When I showed up this afternoon, Curly and Zelda were standing staring out the gate at the bottom of the field. Damn, I thought. Someone started feeding them. Zelda only flicked an ear when I whistled for her to come in. Usually, after a day on grass, she’s eager to come in for dinner and looks forward to her treat — half a baby carrot.
When I walked down the hill, I discovered it wasn’t food that had entranced them. Across the street, someone was lunging their horse. Horse TV. It’s time to put Zelda back to work!
2 thoughts on “Horse TV”
Horse TV!! I bet Miss Z was sending messages saying haha, you’re lunging and we’re not…
speaking of watching TV..my tabby cat, Diamond, watches TV. She only watches animal shows, though.

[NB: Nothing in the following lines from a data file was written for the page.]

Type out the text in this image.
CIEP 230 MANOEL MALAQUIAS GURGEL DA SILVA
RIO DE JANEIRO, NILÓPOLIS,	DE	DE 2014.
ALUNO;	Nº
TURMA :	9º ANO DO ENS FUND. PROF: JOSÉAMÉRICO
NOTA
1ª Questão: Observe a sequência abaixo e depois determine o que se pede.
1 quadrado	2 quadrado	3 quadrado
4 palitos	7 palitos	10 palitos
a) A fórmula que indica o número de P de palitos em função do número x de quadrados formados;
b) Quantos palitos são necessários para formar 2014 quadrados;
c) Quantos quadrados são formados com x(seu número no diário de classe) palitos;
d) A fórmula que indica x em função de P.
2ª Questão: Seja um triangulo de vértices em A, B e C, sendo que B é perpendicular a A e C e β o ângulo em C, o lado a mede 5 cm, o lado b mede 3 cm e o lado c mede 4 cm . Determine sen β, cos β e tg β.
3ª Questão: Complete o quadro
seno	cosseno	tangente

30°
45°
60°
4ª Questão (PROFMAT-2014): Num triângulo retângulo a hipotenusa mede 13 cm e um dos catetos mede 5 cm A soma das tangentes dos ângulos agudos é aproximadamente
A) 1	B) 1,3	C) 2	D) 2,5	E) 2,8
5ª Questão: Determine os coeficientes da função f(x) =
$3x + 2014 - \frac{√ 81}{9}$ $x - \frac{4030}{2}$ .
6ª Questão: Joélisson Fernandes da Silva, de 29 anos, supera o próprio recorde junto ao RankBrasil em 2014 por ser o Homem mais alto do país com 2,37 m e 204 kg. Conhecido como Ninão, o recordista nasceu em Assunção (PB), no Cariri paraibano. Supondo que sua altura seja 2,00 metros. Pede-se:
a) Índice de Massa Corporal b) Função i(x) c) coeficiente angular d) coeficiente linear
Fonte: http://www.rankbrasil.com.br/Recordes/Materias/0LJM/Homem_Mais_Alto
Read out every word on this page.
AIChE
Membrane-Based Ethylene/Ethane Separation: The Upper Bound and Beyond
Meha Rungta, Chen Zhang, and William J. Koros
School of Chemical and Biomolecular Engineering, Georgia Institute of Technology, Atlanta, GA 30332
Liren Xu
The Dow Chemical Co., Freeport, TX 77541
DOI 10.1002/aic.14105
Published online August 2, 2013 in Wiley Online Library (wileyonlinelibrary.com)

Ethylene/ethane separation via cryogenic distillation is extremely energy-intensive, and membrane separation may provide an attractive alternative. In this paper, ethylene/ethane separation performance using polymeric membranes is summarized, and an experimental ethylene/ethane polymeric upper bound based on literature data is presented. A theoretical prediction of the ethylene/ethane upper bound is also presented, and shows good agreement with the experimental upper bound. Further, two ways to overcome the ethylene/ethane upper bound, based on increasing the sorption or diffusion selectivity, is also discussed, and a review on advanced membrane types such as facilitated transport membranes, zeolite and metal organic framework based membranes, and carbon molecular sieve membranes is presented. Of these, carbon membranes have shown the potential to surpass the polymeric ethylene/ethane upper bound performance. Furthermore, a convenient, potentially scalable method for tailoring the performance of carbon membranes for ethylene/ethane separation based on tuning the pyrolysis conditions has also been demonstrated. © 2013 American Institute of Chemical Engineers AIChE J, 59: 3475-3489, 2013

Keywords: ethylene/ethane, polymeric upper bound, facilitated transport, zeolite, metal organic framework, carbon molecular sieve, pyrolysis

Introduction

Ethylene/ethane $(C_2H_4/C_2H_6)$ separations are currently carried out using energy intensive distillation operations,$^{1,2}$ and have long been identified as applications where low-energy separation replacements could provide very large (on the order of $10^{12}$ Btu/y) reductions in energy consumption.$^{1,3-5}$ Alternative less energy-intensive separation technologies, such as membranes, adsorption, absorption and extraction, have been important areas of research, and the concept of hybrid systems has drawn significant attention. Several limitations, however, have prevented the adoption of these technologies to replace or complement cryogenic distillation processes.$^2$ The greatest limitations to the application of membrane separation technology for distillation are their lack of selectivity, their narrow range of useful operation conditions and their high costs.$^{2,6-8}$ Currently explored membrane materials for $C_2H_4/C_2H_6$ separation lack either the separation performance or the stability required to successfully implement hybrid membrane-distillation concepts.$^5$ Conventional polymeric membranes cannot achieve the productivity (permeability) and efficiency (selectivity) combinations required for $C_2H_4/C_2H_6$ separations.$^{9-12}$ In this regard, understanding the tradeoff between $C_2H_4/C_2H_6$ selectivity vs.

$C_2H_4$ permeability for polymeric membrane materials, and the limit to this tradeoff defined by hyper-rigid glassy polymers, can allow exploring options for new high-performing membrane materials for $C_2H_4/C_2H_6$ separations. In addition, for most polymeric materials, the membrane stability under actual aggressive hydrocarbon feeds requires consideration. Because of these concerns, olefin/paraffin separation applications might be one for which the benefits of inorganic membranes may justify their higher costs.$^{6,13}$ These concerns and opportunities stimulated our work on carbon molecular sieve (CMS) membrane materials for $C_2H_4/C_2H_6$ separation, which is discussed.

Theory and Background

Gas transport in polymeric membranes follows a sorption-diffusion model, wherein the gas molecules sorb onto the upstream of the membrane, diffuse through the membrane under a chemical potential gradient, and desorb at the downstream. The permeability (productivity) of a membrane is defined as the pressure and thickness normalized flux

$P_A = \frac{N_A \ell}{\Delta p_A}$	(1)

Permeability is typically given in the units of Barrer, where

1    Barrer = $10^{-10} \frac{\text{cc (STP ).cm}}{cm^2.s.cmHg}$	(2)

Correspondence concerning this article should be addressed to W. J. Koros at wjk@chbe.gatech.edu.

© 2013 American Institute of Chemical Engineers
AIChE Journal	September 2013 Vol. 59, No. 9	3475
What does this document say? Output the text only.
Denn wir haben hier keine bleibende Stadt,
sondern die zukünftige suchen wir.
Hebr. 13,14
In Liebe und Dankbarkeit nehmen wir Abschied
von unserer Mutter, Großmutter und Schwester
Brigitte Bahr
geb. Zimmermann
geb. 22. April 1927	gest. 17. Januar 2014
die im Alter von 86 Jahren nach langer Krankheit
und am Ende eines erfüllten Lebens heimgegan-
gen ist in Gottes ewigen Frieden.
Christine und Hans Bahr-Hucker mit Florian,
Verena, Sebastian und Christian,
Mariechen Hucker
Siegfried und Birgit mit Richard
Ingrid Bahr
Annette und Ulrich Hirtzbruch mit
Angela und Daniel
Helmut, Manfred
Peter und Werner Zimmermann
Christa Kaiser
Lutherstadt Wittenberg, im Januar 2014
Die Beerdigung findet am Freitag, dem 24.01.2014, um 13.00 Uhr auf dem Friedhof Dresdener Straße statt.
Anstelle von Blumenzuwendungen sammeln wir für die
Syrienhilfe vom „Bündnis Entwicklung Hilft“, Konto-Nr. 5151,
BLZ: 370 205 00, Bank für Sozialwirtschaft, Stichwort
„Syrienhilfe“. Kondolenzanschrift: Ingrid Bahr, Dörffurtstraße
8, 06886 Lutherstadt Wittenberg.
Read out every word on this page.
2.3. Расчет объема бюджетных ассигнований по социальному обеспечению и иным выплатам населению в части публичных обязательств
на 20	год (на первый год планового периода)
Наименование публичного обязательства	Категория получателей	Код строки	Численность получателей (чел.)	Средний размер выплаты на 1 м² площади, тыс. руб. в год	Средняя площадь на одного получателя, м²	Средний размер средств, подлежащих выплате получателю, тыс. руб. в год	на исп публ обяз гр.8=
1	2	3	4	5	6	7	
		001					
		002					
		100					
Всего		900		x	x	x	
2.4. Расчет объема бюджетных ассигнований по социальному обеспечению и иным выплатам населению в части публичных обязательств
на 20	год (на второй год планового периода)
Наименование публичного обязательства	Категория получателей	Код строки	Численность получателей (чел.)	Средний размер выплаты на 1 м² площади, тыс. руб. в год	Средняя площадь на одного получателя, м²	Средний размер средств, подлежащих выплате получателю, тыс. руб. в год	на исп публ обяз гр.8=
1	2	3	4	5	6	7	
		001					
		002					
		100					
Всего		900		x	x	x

The news doesn’t interest her.
I don’t know the answer to strangers feeding one’s horse. I’ve seen signs that say, don’t feed your fingers to the horses. That doesn’t seem to stop people. People either don’t read warning signs or they ignore them. The number one killer in Yellowstone National Park is NOT the bison…it’s the thermal pools. You can’t go five feet without seeing a sign saying BEWARE don’t cross the fence line, the pools are dangerous. And yet people routinely enter the pools only to die a horrible death.
The thing that scares me about ”well meaning passerbys” feeding “your cute horse, is his name Mr. Ed?” is that they’re not always feeding carrots.
If you talk to anyone who’s worked at a zoo, they can tell you what people try to feed to animals. My neighbor with the Lusitano stallion used to work at the San Diego Wild Animal park and has stories to curl your hair. Popcorn. Curly fries. Nachos with cheese. Gummy bears (more on that later). Cookies, sandwiches, it’s astounding. I read about a giraffe in some Southeast Asian country’s zoo that died and the autopsy showed it’s stomach was full of plastic bags. People were throwing bags of bread to the giraffe, plastic bag and all.
A few years ago, I was on Hurricane Ridge in Olympic National Park in Washington State. A family was hiking in front of me and a wild blacktailed deer came out of the tree line and literally snatched a bag of Gummi Bears from the couple’s four year old boy. She then came to ME and I touched her nose!
It’s not only bad for the animal, it’s also dangerous. On that same ridge, a doctor was gored and killed by a mountain goat. It is unknown if the goat had been habituated to humans feeding it, because mountain goats are not known to be friendly and rarely approach humans. But the deer are and do. And everyone likes to feed Bambi.
We have a town farm and the farmer used to regale me with stories about what people would try to feed the animals. Sandwiches, cookies, and probably a few plastic bags. At my last barn, the owners old horse choked multiple times because people fed him things. They had to climb over a stone wall and a fence to do so. Yet, they never stuck around for the vet bill.